The painting (fig.1) has a support of medium weight linen canvas with a tight, plain weave.1 Before acquisition and likely in the later twentieth century, it had been lined with a mixture of wax and resin, during which the tacking margins were cut off. This treatment has made the support very rigid. It is likely that the original six-membered stretcher (fig.2), its wood bevelled fully only on the outer edges, was reused, since the width of the stretcher bar members matches the crack pattern that has developed in the paint from canvas movements against the original stretcher bars. In the same treatment, a thin aluminium panel had been placed behind the lined canvas,2 and another canvas placed on top and adhered to the plate with wax by ironing, before the re-stretching.
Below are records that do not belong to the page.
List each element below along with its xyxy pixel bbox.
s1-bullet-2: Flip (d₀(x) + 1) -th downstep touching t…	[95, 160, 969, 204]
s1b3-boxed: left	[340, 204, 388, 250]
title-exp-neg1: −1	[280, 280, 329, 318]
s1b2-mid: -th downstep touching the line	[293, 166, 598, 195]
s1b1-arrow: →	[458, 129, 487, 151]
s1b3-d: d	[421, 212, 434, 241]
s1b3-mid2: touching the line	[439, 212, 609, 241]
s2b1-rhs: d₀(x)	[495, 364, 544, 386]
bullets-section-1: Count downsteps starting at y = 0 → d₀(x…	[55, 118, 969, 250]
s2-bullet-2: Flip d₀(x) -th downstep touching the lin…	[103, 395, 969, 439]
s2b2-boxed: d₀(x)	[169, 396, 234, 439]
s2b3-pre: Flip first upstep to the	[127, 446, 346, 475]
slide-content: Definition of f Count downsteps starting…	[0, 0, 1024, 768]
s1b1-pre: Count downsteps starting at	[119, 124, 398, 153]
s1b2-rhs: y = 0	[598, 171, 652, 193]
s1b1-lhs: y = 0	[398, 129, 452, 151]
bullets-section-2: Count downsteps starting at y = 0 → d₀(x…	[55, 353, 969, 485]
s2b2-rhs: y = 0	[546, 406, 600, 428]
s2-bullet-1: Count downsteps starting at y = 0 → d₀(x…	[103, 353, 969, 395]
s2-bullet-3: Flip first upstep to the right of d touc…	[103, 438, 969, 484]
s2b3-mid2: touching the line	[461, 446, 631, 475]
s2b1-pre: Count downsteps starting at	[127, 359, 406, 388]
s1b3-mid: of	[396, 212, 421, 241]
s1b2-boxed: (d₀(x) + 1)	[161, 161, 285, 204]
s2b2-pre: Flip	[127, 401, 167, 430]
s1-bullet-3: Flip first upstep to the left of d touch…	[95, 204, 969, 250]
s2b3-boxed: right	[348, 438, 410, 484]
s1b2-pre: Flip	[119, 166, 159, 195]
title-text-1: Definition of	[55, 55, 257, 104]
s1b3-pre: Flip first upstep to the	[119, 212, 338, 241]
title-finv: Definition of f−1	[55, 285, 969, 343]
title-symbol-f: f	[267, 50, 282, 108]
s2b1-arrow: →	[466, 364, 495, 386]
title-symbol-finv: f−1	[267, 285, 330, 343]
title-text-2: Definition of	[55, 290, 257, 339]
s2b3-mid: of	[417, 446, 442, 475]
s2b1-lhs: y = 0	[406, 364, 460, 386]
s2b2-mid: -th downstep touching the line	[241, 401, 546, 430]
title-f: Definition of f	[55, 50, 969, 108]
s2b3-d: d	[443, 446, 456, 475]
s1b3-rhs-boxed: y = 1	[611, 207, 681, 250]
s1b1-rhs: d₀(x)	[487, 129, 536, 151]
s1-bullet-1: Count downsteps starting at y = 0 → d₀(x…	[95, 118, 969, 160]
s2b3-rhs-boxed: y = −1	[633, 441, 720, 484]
The ground is a cream or biscuit colour, made from lead white with yellow ochre and a small amount of coarse bone black in oil medium. The medium and lead white have reacted chemically to form lead soaps which appear as rounded aggregates (fig.3): their abundant presence makes this layer, and hence the whole painting, look darker and more transparent.
Detail in the X-radiograph is compromised by the aluminium panel, but still makes it clear that the right foot has been re-positioned slightly higher (fig.4). The pentimento has resulted in some cracking in this area. There is extensive age cracking over the entire surface, with the cracks in the centre of the canvas beginning to form cups, and some fine diagonal cracks across the lower left corner, the result of keying out the canvas since it was re-stretched. The past treatment has prevented paint loss but has emphasised the visibility of the canvas weave and made the ageing cracks more noticeable, in addition to making the paint heat-sensitive, and creating a slight bulge near the feet, where some material must have been trapped on the aluminium plate. Some of the numerous retouches rendered obvious in ultraviolet light (fig.5) have been made to losses in the paint and ground without filling and levelling, resulting in depressions in the surface.
The paint is well bound but thinly applied, mostly opaquely, with some areas glazed, in particular the pinkish red robe and the cap, which likely include madder, to judge by their fluorescence in ultraviolet light (fig.5). The red book on the table, for example, was painted (see fig.3) with a pink glaze made from a non-fluorescent red lake, likely carmine, applied to a bright and opaque layer of vermilion, over a pale grey underpainting, the combined paint layers all being much thinner than the ground layer. The dark brown curtain was painted with three layers of mid brown, dark brown and light brown, all thin and all including fine bone black and brown earth colours as well as lead white, the upper one glaze-like and including some natural resin (fig.6). The bright blue tablecloth was painted with a thin but intensely-coloured layer of Prussian blue in resin, now looking greenish in the cross-section (fig.7) because this resin has yellowed, over very thin but opaque mid grey paint made from lead white and bone black. There are a few lightly impasted highlights now flattened by the lining process.
It is likely that several varnishes are present, as can be seen in fig.8, the more recently applied ones being of natural resin type, with a synthetic varnish on top. This is Ketone N,3 a polycyclohexanone varnish which yellows on ageing, much as natural resin varnishes do, a type used mainly in the 1970s and 1980s. The varnishes appear milky with fine crazing, in addition to having yellowed.
Following acquisition, dirt was removed from the varnish surface and from the canvas on the reverse, while the bulge in the canvas was found to level off somewhat when the painting was maintained in a stable environment, rendering de-lining unnecessary. The yellowed varnishes and the aluminium plate are still present.
The frame was around the painting when it was acquired in 2010.4 It is nineteenth-century in origin, is a poor fit for the painting, and it has been modified in its decoration most likely during the twentieth century, perhaps to give it a more eighteenth-century appearance.